I originally wrote this entry on August 23, 2004, and published it on blogs.sun.com.


Richard Posner, the honorable guest at Lessig Blog, has written a short piece about the Eldred decision. He is correct that Lawrence Lessig has "from time to time" self-flagellated about losing the Eldred decision at the Supreme Court. (See chapter 13 and 14 of Lessig's Free Culture.)


Frankly, I don't see anything dishonorable in feeling shame. Particularly when something happens on your watch, and Eldred did happen on Lessig's watch, shame is a noble feeling. It may have been better not to argue the case at all, as Lessig notes himself in his most recent book. So, I applaud Lessig for flagellating himself on this, at least for a while. In any case, he has now recorded his feelings in his book and can move on to more interesting stuff.


Now, let's stick to the actual issue Posner has mentioned.


First, I don't think anyone would argue with Posner when it comes to the importance of propertization as an incentive to the owner to conserve and nurture his or her property. In fact, it has been argued by many economists, including Nobel Economics Laureate Douglass North that secure propertization is essential to economic progress. (See here.) This has been well established by him and other economists who have written since the Second World War. (North has also made some other interesting, general points about the role of technology in economic development.)


Second, Posner is right when it comes to a relativistic interpretation of the "for limited Times" term in the Progress Clause of the Constitution. However, Lessig has also realized that fact. In his book, he has noted that insisting on a reasonable interpretation of "for Limited Times" in his arguments was not a winning strategy before the Court. Lessig says that he should have argued from the "Free Culture" point of view. In other words, he should have said that extending limited terms is harmful to basic freedoms in our culture. However, I think even that argument has some flaws in it. First of all, no culture is truly free. We all live with and are rooted in our pasts. If any institution in the U.S. government knows that fact well, it should be the Supreme Court. So, emphasis on "free," instead of on "roots" might not always work with the Court.


Last but not least, copyright term extension beyond a certain point, as Lessig has analyzed so skillfully, promotes the death of culture much more efficiently than it stifles free culture. (That is why I think Lessig should have chosen a different title for his book but it could have become too dramatic. I don't know?)

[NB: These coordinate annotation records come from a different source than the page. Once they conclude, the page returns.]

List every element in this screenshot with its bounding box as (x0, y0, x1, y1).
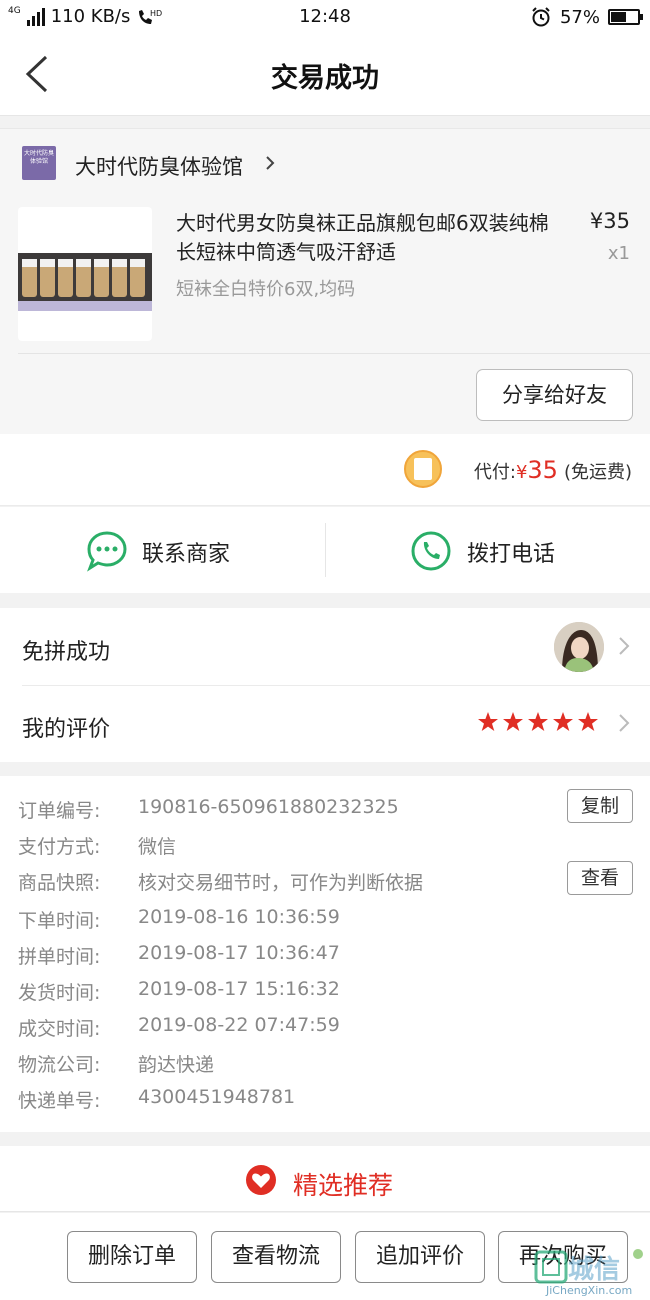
ship-time-key: 发货时间: (18, 982, 101, 1004)
status-right: 57% (530, 6, 643, 28)
recommend-label: 精选推荐 (293, 1171, 394, 1200)
copy-button[interactable]: 复制 (567, 789, 633, 823)
deal-time-key: 成交时间: (18, 1018, 101, 1040)
payment-amount: 35 (527, 456, 558, 484)
alarm-icon (532, 7, 550, 27)
payment-label: 代付: (473, 462, 516, 483)
tracking-number-key: 快递单号: (18, 1090, 101, 1112)
payment-method-value: 微信 (138, 836, 177, 858)
recommend-section[interactable]: 精选推荐 (0, 1146, 650, 1212)
add-review-button[interactable]: 追加评价 (355, 1231, 485, 1283)
chevron-right-icon (619, 637, 630, 655)
receipt-icon (404, 450, 442, 488)
my-review-label: 我的评价 (22, 717, 111, 742)
shipping-note: (免运费) (563, 462, 632, 483)
page-header: 交易成功 (0, 34, 650, 116)
socks-box-image (18, 253, 152, 311)
product-spec: 短袜全白特价6双,均码 (176, 279, 356, 300)
battery-fill (611, 12, 626, 22)
product-title: 大时代男女防臭袜正品旗舰包邮6双装纯棉长短袜中筒透气吸汗舒适 (176, 211, 549, 264)
delete-order-button[interactable]: 删除订单 (67, 1231, 197, 1283)
contact-merchant-button[interactable]: 联系商家 (0, 507, 325, 593)
shop-row[interactable]: 大时代防臭体验馆 大时代防臭体验馆 (0, 129, 650, 197)
call-phone-label: 拨打电话 (467, 542, 556, 567)
watermark-text: 城信 (568, 1255, 621, 1285)
group-time-value: 2019-08-17 10:36:47 (138, 942, 340, 964)
rating-stars (477, 711, 599, 733)
ship-time-value: 2019-08-17 15:16:32 (138, 978, 340, 1000)
chevron-right-icon (619, 714, 630, 732)
courier-key: 物流公司: (18, 1054, 101, 1076)
battery-percent: 57% (559, 6, 600, 28)
star-icon (578, 712, 598, 731)
snapshot-value: 核对交易细节时，可作为判断依据 (138, 872, 424, 894)
star-icon (478, 712, 498, 731)
call-phone-button[interactable]: 拨打电话 (326, 507, 650, 593)
product-quantity: x1 (607, 243, 630, 264)
product-price: ¥35 (589, 209, 630, 233)
order-info-section: 订单编号: 190816-650961880232325 复制 支付方式: 微信… (0, 776, 650, 1132)
product-item[interactable]: 大时代男女防臭袜正品旗舰包邮6双装纯棉长短袜中筒透气吸汗舒适 短袜全白特价6双,… (0, 197, 650, 353)
snapshot-key: 商品快照: (18, 872, 101, 894)
deal-time-value: 2019-08-22 07:47:59 (138, 1014, 340, 1036)
status-bar: 4G 110 KB/s HD 12:48 57% (0, 0, 650, 34)
order-product-card: 大时代防臭体验馆 大时代防臭体验馆 大时代男女防臭袜正品旗舰包邮6双装纯棉长短袜… (0, 128, 650, 434)
avatar (554, 622, 604, 672)
order-time-value: 2019-08-16 10:36:59 (138, 906, 340, 928)
payment-currency: ¥ (515, 462, 528, 483)
payment-method-key: 支付方式: (18, 836, 101, 858)
shop-name[interactable]: 大时代防臭体验馆 (75, 151, 243, 181)
courier-value: 韵达快递 (138, 1054, 215, 1076)
contact-row: 联系商家 拨打电话 (0, 507, 650, 593)
contact-merchant-label: 联系商家 (142, 542, 231, 567)
group-time-key: 拼单时间: (18, 946, 101, 968)
battery-icon (608, 9, 643, 25)
view-snapshot-button[interactable]: 查看 (567, 861, 633, 895)
group-success-row[interactable]: 免拼成功 (0, 608, 650, 685)
shop-logo: 大时代防臭体验馆 (22, 146, 56, 180)
page-title: 交易成功 (271, 63, 379, 94)
phone-icon (411, 531, 451, 571)
view-logistics-button[interactable]: 查看物流 (211, 1231, 341, 1283)
chat-bubble-icon (87, 531, 127, 572)
order-number-value: 190816-650961880232325 (138, 796, 399, 818)
star-icon (553, 712, 573, 731)
star-icon (503, 712, 523, 731)
order-time-key: 下单时间: (18, 910, 101, 932)
star-icon (528, 712, 548, 731)
product-thumbnail[interactable] (18, 207, 152, 341)
my-review-row[interactable]: 我的评价 (0, 685, 650, 762)
chevron-right-icon (266, 156, 275, 170)
payment-summary: 代付: ¥ 35 (免运费) (474, 456, 632, 484)
tracking-number-value: 4300451948781 (138, 1086, 296, 1108)
share-to-friend-button[interactable]: 分享给好友 (476, 369, 633, 421)
group-success-label: 免拼成功 (22, 640, 111, 665)
order-status-rows: 免拼成功 我的评价 (0, 608, 650, 762)
order-number-key: 订单编号: (18, 800, 101, 822)
watermark-subtext: JiChengXin.com (546, 1284, 633, 1297)
heart-badge-icon (246, 1165, 276, 1195)
divider (18, 353, 650, 354)
payment-row: 代付: ¥ 35 (免运费) (0, 434, 650, 506)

Death of culture through repeated copyright extensions going well beyond three or four generations happens in several essential ways.



  • Only "cultural" products for which current economic value can be extracted are protected and nurtured into prosperity.

  • With continuing copyright term extension, many pieces of potentially valuable cultural works that are not currently and commercially active remain silent and could be lost to history because it costs more to clarify their copyright status than can be earned by making them available to public, either directly or through "mixing" in other cultural products.

  • Continuing copyright term extensions also prevent active mixing of the past into the future. If copyrights are allowed to be extended beyond a certain point, going for more than three or four generations as the case may be, it becomes increasingly more problematic to do such cross-generational mixing of cultures beyond what is made available through commercially active culture. That's the true loss.